The Applicative will take two functions f :: a -> b -> c and g :: a -> b and thus construct a function that maps x on f x (g x).
If we thus look at the expression:
(+) <$> (+3) <*> (*100)
Then this is equivalent to:
(<*>) (fmap (+) (+3)) (*100)
The fmap thus is equivalent to (.), so this is:
(<*>) ((+) . (+3)) (*100)
or:
(<*>) (\x -> ((x+3) +)) (*100)
which is equivalent to:
\y -> (\x -> ((x+3) +)) y ((*100) y)
We can simplify this to:
\y -> (y+3) +) (y*100)
and thus:
\y -> (y+3) + (y*100)
It thus produces a function will map y to y + 3 + (y * 100).
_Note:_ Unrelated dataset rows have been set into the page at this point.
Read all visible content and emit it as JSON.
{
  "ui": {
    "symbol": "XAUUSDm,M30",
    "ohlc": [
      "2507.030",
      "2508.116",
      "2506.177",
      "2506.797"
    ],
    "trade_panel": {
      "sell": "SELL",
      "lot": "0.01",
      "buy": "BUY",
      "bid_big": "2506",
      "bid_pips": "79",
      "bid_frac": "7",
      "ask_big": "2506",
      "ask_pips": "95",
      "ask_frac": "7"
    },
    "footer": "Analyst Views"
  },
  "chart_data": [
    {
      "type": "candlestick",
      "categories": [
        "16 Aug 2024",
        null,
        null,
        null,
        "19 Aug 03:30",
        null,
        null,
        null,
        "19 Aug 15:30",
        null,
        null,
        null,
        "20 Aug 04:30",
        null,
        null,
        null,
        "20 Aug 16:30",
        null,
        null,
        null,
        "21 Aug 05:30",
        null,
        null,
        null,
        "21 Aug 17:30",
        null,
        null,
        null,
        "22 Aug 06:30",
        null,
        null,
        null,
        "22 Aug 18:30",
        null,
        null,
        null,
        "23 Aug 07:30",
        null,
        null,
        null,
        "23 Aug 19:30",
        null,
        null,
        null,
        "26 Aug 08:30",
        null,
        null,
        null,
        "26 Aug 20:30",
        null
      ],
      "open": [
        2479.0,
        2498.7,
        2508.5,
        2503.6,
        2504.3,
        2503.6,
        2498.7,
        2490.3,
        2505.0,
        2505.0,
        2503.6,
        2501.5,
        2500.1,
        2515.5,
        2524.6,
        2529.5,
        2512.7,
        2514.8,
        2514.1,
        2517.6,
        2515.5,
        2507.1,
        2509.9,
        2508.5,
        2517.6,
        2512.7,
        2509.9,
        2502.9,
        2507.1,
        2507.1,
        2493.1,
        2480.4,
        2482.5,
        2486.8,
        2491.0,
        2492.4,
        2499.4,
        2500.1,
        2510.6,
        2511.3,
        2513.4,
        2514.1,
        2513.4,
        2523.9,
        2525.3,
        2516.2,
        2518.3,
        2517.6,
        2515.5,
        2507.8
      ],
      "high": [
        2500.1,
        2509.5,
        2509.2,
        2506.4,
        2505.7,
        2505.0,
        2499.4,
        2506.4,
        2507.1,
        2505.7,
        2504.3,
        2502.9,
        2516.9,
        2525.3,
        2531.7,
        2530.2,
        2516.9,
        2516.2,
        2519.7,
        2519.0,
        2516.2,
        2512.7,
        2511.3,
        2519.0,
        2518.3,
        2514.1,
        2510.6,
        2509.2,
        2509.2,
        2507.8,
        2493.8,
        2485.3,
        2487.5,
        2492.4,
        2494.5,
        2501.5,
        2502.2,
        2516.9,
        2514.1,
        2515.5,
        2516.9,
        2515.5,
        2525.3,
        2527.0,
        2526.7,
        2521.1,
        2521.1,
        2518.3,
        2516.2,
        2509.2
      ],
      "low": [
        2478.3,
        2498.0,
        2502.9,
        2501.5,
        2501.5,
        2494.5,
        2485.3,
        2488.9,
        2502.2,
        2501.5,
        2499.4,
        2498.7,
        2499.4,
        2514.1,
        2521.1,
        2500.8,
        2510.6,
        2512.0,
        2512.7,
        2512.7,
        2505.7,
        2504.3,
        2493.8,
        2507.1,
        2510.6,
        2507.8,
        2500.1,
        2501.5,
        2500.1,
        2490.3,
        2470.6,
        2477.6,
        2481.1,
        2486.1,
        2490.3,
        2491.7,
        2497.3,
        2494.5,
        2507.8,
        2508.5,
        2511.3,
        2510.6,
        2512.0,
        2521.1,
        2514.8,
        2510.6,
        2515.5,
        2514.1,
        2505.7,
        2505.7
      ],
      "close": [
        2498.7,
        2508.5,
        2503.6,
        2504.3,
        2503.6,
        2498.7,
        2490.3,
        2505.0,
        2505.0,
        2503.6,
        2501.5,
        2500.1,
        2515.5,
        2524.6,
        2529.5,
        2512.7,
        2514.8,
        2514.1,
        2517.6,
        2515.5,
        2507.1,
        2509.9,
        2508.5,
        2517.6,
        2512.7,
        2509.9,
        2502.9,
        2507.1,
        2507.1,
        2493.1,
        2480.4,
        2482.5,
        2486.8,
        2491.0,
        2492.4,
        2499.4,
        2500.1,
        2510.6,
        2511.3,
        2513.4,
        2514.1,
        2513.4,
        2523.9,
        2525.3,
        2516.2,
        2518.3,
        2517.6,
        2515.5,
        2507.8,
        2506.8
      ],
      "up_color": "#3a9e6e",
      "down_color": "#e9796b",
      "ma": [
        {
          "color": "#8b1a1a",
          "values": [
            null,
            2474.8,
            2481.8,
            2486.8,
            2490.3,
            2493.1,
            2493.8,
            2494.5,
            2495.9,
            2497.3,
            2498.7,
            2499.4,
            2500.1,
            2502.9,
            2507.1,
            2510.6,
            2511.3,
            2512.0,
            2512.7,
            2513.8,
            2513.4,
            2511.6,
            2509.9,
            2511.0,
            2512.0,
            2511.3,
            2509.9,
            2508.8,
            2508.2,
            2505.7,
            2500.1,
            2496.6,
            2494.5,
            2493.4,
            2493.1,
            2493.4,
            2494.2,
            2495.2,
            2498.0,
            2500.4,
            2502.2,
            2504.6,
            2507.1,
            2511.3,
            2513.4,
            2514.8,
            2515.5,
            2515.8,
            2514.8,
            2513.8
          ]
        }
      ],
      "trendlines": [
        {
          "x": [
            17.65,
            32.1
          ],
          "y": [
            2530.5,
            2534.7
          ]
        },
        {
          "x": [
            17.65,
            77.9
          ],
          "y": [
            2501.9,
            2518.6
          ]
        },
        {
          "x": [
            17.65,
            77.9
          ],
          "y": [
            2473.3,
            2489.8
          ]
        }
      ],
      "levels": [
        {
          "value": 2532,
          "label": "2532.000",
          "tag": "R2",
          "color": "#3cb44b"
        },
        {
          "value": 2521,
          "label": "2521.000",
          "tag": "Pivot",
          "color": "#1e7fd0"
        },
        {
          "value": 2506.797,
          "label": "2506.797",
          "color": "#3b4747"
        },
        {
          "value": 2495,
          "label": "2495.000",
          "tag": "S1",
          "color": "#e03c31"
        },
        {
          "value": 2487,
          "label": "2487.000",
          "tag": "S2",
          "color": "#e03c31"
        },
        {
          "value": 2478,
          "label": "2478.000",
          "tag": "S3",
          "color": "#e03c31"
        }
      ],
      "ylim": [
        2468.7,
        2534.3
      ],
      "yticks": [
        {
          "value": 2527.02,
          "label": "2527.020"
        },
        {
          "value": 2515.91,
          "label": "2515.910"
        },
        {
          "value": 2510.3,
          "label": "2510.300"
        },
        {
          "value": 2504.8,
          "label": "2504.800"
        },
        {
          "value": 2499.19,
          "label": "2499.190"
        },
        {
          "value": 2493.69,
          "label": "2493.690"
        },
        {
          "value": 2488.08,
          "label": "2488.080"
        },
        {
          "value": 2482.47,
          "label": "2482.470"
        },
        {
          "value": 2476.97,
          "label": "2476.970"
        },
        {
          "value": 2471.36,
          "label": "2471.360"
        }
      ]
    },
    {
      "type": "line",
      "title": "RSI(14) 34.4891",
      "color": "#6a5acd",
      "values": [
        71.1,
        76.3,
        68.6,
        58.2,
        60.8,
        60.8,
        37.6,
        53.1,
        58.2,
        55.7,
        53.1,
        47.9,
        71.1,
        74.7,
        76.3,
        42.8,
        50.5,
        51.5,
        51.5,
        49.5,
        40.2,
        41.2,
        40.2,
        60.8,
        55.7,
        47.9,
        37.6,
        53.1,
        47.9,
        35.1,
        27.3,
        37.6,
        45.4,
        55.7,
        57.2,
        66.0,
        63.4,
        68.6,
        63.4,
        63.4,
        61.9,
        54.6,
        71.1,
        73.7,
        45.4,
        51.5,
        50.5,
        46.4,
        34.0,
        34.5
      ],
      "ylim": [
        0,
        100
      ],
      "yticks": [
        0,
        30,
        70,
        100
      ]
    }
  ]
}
It will thus apply y to both (+3) and (*100) and then adds these together because of the (+) before the <$>.
The rule in general is thus that:
g <$> f1 <*> f2 <*> … <*> fn
with fi :: a -> bi and g :: b1 -> b2 -> … -> bn -> c, then it creates a function that will map a variable x to g (f1 x) (f2 x) … (fn x).